Using Markov modelling, we performed a cost-utility analysis in which we compared low-potency statins (fluvastatin, lovastatin, pravastatin and simvastatin) and high-potency statins (atorvastatin and rosuvastatin) with no statins in a simulated cohort of low-risk patients over a lifetime horizon. Model outcomes included costs (in 2010 Canadian dollars), quality-adjusted life-years (QALYs) gained and the cost per QALY gained.
Over a lifetime horizon, the cost of managing a patient at low cardiovascular risk was estimated to be about $10,100 without statins, $15,200 with low-potency statins and $16,400 with high-potency statins. The cost per QALY gained with high-potency statins (v. no statins) was $21 300; the use of low-potency statins was not considered economically attractive. These results were robust to sensitivity analyses, although their use became economically unattractive when the duration of benefit from statin use was assumed to be less than 10 years.
Use of high-potency statins in patients at low cardiovascular risk was associated with a cost per QALY gained that was economically attractive by current standards, assuming that the benefit from statin use would continue for at least 10 years. However, the overall expenditure on statins would be substantial, and the ramifications of this practice should be carefully considered by policy-makers.
尽管他汀类药物已被证明可降低低心血管风险患者发生心血管事件的风险,但它们在短期内的绝对益处较小,这可能对成本效益产生不利影响。我们旨在确定低和高剂量他汀类药物在低心血管风险患者中的长期成本效益(超出临床试验的持续时间),并估计其对加拿大公共资助的医疗保健系统的影响。
使用马尔可夫模型,我们在一个低风险患者的模拟队列中进行了成本效用分析,其中比较了低剂量他汀类药物(氟伐他汀、洛伐他汀、普伐他汀和辛伐他汀)和高剂量他汀类药物(阿托伐他汀和瑞舒伐他汀)与无他汀类药物的情况。模型结果包括成本(以 2010 加元计)、获得的质量调整生命年(QALY)和每获得一个 QALY 的成本。
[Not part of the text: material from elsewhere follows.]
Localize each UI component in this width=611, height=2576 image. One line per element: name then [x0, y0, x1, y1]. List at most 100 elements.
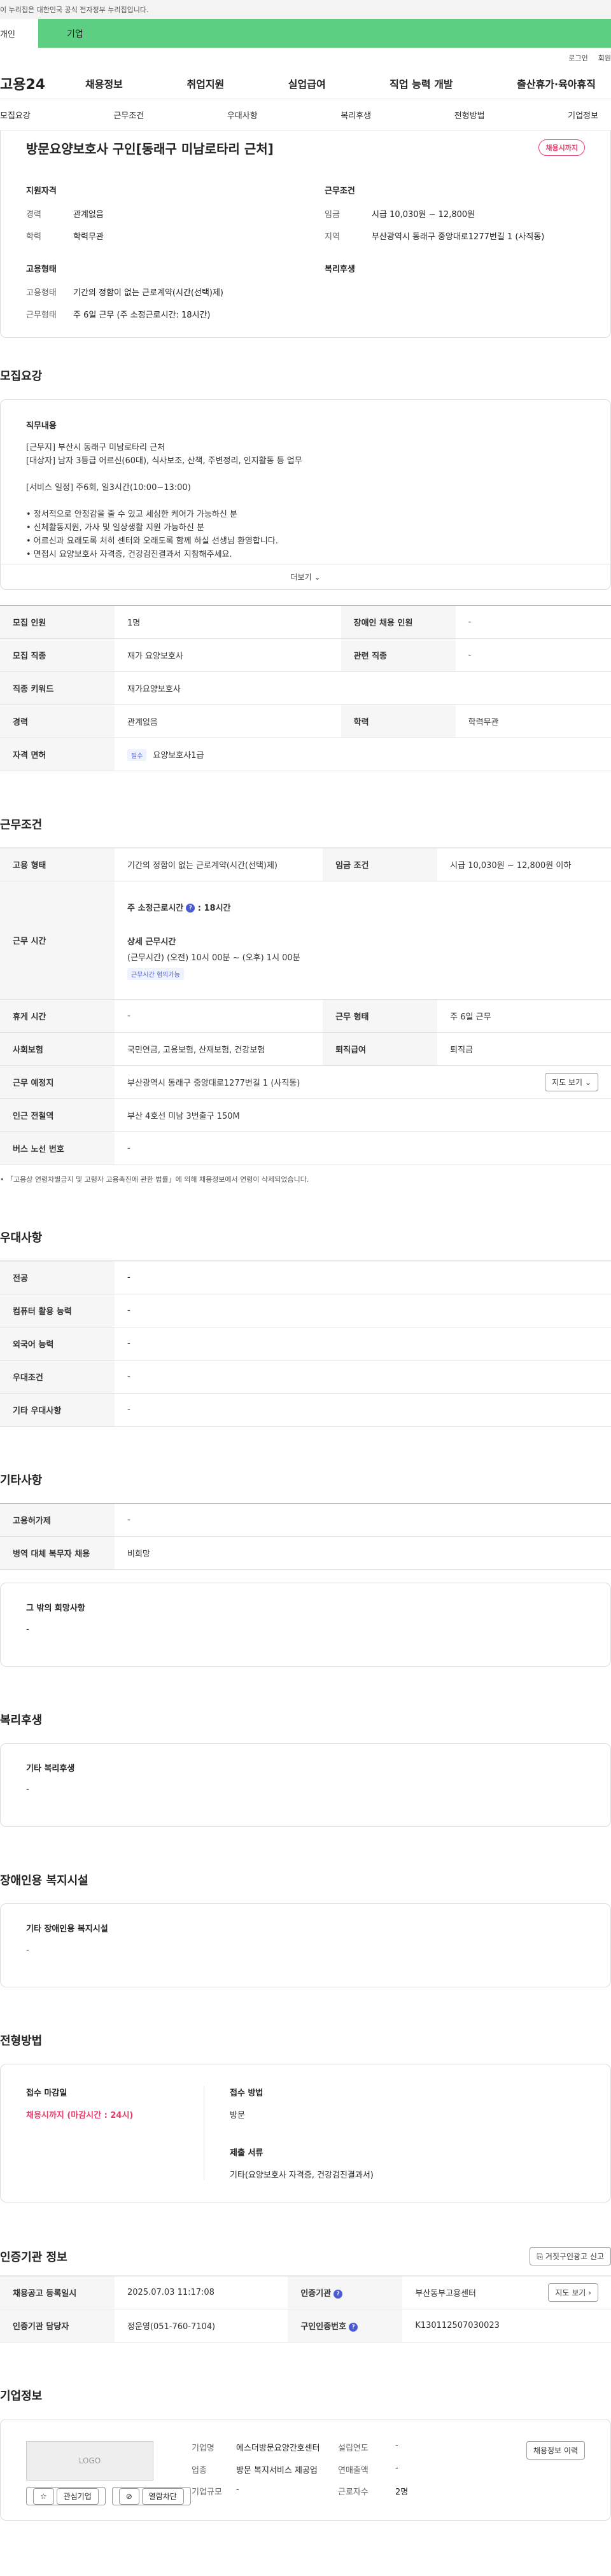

在终生范围内,不使用他汀类药物治疗低心血管风险患者的管理成本估计约为 10100 加元,使用低剂量他汀类药物为 15200 加元,使用高剂量他汀类药物为 16400 加元。高剂量他汀类药物(与无他汀类药物相比)每获得一个 QALY 的成本为 21300 加元;使用低剂量他汀类药物在经济上没有吸引力。尽管当假设他汀类药物使用的益处持续时间短于 10 年时,这些结果在敏感性分析中是稳健的,但它们的使用在经济上变得没有吸引力。
在低心血管风险患者中使用高剂量他汀类药物,假设他汀类药物使用的益处至少持续 10 年,每获得一个 QALY 的成本在当前标准下具有吸引力。然而,他汀类药物的总体支出将是巨大的,决策者应仔细考虑这种做法的后果。